Francine Poulet Meets the Ghost Raccoon by Kate DiCamillo

Francine Poulet Meets the Ghost Raccoon by Kate DiCamillo

Author:Kate DiCamillo [DiCamillo, Kate]
Language: eng
Format: epub, mobi, azw3
ISBN: 978-0-7636-8039-8
Publisher: Candlewick Press
Published: 2015-08-25T04:00:00+00:00


Francine Poulet got a job as a cashier at Clyde’s Bait, Feed, Tackle, and Animal Necessities.

Her left leg, the one she had broken when she fell from Mrs. Bissinger’s roof with the raccoon in her arms, continued to ache. So Francine sat on a stool as she rang up dog chow and plastic worms, chicken feed and rawhide bones, fishing poles and horse bridles.

For some reason, Clyde’s Bait, Feed, Tackle, and Animal Necessities was bedeviled by flies. Francine kept a fly swatter in one hand at all times. She got very good at whacking flies.

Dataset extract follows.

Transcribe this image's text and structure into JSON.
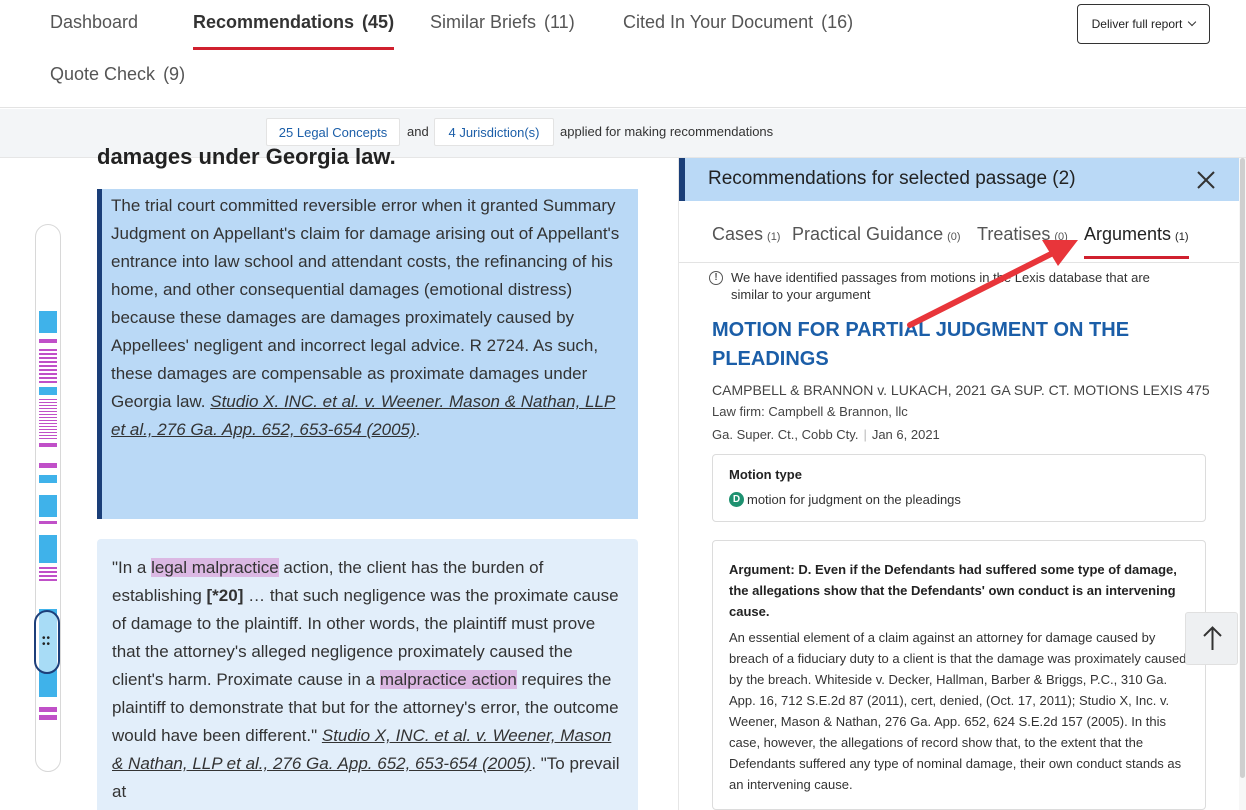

Other than the flies, it was a quiet existence.

There were no emergency calls. There were no dramatic chases. There were no raccoons who called her name. There was no Mrs. Bissinger. And so on.

Clement Poulet did not show up in the brightly lit aisles of Clyde’s. There was no smell of cigar smoke. There was no suggestion that Francine was disappointing anyone or that she was not as solid as a refrigerator.

Also, a stool was not a chair. It was very, very hard to tip backward on the legs of a stool. Francine did not even try. It seemed too dangerous.

Francine sat. The days passed.

She rang up a lot of dog chow.

She killed a lot of flies. In fact, she kept a running tally of how many flies she had whacked, just so she could convince herself that she was making progress of some sort.

On the day that Francine killed her 238th fly, a girl and a boy came into Clyde’s Bait, Feed, Tackle, and Animal Necessities.

The girl said, “Where are your sweets?”

“We don’t deal in sweets,” said Francine Poulet.

She could hear Fly 239 buzzing at her ear.

“Not even licorice?” said the girl.

“No licorice,” said Francine.

Fly 239 zoomed back and forth in front of her, taunting her.

“Hey,” said the boy, “I know you.”

Francine took her eyes off the fly and looked at the boy.

“My name is Frank,” he said.

“Good for you,” said Francine.

“And you are Animal Control Officer Francine Poulet,” said Frank. “Once you were on official business on our street. Also, I saw your picture in the paper.”

“What about cough drops?” said the girl. “Do you have cough drops? Sometimes when a store doesn’t sell candy, they will sell cough drops.”